Even with the shutdowns, Brazil still has more than 500,000 tons of idle capacity, according to industry data. Alcoa and Saudi Arabian Mining (MAADEN) Co. plan to start commercial production at their Maaden Aluminum joint venture on Sept. 1. In China, the biggest user, higher domestic prices and government subsidies have resulted in a “notable rise” in output from smelters, Citigroup said in a July 16 report.
The slowing growth of the Brazilian economy, Latin America’s largest, also may hurt demand for the metal, Wilson said. Expansion will slow to 1.2 percent this year from 2.49 percent in 2013, according to the mean estimate of 37 economists in a Bloomberg survey.
Domestic demand for aluminum used in cans and airplanes is slowing since the World Cup soccer tournament was held in Brazil during June and July. More than 2 billion cans of beer and soda were sold in the country during tournament, according to Atlanta-based Novelis Inc., a fabricator that is the world’s biggest aluminum consumer. While the company’s sales of beverage packaging rose as much as 25 percent in the second quarter, demand in other areas including transportation was weaker.
So far, prices haven’t encouraged more supply in Brazil, where production in July slumped to 70,400 tons, down 36 percent from a year earlier, according to ABAL. For the year, the country is poised to produce less than 1 million tons for the first time since 1990, compared with 1.3 million in 2013 and 1.66 million in 2008.

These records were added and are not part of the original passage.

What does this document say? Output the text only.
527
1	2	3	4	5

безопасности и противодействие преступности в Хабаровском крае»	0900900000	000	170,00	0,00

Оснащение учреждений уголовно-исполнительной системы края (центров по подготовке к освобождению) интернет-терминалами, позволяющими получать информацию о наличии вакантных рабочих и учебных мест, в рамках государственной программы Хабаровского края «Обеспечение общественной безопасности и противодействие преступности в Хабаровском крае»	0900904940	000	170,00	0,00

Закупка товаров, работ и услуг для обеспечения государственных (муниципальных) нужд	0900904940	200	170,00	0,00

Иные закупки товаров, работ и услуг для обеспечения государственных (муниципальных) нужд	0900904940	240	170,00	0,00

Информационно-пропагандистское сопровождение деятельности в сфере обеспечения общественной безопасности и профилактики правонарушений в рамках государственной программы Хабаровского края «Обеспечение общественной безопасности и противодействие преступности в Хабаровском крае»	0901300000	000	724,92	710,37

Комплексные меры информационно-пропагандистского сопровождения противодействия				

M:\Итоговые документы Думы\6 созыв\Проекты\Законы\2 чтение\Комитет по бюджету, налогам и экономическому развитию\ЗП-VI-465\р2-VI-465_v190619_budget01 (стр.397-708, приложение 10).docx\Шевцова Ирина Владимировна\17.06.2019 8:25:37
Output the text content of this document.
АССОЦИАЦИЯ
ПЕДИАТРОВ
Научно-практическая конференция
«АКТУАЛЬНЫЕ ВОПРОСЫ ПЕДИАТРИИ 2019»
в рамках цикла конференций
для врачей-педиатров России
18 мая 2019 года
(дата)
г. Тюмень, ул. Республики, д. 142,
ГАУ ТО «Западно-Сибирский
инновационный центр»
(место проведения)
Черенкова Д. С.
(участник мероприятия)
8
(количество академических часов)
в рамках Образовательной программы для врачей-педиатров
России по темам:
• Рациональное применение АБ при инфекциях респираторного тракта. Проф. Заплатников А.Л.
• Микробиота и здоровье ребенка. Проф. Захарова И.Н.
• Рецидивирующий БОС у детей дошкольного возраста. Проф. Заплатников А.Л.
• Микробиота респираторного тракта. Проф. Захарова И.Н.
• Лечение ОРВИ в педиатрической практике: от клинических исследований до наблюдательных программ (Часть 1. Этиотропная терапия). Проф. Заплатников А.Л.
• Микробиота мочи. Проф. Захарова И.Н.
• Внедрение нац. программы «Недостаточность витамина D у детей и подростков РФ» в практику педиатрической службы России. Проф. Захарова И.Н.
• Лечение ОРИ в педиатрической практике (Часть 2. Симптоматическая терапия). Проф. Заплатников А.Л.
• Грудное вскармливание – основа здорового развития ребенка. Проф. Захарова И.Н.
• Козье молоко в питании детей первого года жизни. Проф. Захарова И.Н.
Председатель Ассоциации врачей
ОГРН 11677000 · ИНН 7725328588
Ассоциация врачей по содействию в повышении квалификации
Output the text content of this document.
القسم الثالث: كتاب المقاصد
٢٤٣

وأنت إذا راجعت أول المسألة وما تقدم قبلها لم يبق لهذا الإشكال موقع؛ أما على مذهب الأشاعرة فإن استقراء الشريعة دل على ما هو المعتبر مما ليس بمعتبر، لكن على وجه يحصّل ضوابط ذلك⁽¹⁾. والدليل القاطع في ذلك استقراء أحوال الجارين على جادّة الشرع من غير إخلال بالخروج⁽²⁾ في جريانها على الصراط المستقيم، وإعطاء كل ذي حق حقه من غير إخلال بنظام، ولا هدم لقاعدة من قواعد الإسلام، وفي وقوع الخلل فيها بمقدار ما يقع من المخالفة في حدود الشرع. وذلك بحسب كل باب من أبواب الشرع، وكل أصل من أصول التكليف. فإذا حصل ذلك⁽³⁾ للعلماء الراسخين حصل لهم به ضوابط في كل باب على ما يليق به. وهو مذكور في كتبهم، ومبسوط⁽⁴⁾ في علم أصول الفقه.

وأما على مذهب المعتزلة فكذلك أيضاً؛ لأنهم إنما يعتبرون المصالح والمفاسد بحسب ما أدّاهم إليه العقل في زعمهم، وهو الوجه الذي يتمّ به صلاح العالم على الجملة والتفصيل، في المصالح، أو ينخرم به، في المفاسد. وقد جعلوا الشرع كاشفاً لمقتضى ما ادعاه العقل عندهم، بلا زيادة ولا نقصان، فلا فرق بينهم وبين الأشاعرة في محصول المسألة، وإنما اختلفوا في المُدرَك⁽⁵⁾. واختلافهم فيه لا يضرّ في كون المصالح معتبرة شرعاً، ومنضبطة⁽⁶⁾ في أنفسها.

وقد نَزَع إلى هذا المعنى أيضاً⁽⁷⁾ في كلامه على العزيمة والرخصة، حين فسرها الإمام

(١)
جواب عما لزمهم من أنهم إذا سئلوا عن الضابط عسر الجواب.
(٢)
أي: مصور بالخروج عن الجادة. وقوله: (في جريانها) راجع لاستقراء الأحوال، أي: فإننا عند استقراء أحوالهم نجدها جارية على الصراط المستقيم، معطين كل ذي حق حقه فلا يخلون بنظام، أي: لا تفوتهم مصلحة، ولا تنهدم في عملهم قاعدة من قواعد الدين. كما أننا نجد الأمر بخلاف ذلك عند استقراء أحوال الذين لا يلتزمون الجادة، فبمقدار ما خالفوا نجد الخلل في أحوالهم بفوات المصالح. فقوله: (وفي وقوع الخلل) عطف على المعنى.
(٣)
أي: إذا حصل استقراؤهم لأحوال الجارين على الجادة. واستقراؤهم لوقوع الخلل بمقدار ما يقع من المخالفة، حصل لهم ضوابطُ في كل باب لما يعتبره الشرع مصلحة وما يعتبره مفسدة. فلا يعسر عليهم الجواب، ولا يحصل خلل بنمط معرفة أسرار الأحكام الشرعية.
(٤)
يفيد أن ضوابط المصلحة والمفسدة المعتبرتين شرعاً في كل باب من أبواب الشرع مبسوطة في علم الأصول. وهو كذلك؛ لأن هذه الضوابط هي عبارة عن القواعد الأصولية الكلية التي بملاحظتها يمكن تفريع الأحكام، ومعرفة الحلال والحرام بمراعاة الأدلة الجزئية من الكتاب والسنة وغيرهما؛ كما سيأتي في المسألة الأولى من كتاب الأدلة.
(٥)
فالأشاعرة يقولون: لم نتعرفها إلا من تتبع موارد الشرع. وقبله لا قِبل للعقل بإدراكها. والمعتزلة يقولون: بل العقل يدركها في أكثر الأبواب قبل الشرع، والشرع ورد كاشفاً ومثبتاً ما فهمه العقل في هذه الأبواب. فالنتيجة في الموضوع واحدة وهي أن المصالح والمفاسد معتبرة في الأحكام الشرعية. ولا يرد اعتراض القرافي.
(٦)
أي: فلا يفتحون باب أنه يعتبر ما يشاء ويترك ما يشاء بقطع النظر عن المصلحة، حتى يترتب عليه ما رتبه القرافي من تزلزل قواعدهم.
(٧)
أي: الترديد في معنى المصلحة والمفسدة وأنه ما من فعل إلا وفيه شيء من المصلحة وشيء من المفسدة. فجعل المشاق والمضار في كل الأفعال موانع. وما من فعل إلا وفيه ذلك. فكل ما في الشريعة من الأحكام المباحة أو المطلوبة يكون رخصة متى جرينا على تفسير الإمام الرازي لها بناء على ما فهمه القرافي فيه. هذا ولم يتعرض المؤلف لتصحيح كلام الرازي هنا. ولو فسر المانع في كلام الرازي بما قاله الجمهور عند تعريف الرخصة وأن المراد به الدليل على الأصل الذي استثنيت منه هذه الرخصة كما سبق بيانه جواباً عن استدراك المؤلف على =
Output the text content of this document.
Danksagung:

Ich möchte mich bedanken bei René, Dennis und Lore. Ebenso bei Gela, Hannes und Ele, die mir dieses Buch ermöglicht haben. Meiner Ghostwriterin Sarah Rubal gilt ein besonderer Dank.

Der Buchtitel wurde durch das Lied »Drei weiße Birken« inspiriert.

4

With output dropping, the country has imported 117,425 tons of aluminum in the first half of 2014, an almost ninefold increase from a year earlier, according to data from the country’s Ministry of Development, Industry and Foreign Trade. Imports of aluminum alloys tripled to 60,937 tons, bringing total purchases to 178,362 tons. At the same time, exports of primary aluminum totaled 167,401 during the period, down 29 percent. ABAL estimates that next year, the domestic industry will become a net importer for the first time since 1982.
Brazil imported 2,301 tons more than it exported in the first five months of the year, compared with a trade surplus of 182,878 tons in the same period a year earlier, according to World Bureau of Metal Statistics data. In May alone, the deficit was 14,517 tons.
As aluminum production declines, mines have almost doubled output since 2005 of bauxite, the ore that is refined into alumina and then aluminum. It takes about four tons of ore to make one ton of refined metal. The country also has expanded output of other minerals including iron ore, and it is the world’s biggest source of sugar, coffee and oranges, the biggest exporter of soybeans and cattle.
Brazil’s aluminum trade deficit forced the government on Aug. 6 to eliminate taxes on imports of up to 300,000 tons in 12 months. The change will help avoid shortages, said Renault Castro, executive director of Brazil’s association of can manufacturers, known as Abralatas.
“It’s quite an unpleasant situation,” said Tadeu Nardocci, head of South American operations at Novelis in Sao Paulo. “There will be a bigger gap between what you consume and what you produce in Brazil.”
Premiums added to LME prices to secure metal climbed to a record $455 a ton in Europe, while in the U.S., it gained 69 percent in the past year to 20 cents a pound, according to Metal Bulletin data. The Brazilian surcharge is $575 a ton, according to the London-based metals data provider, which started to track the local price in May. Premiums are up as output dropped and metal was tied up in financing deals that extend wait times for deliveries from LME-monitored warehouses.
Those gains may not be sufficient to spur more supply.
“Prices are up, but it’s nowhere nearly high enough in order to maintain production at current levels,” Lloyd O’Carroll, a Richmond, Virginia-based analyst at Northcoast Research Holdings LLP, said by telephone on Aug. 12. “Unless the price increases, we are likely to see additional production shutdowns, and Brazil and Australia are prime candidates.”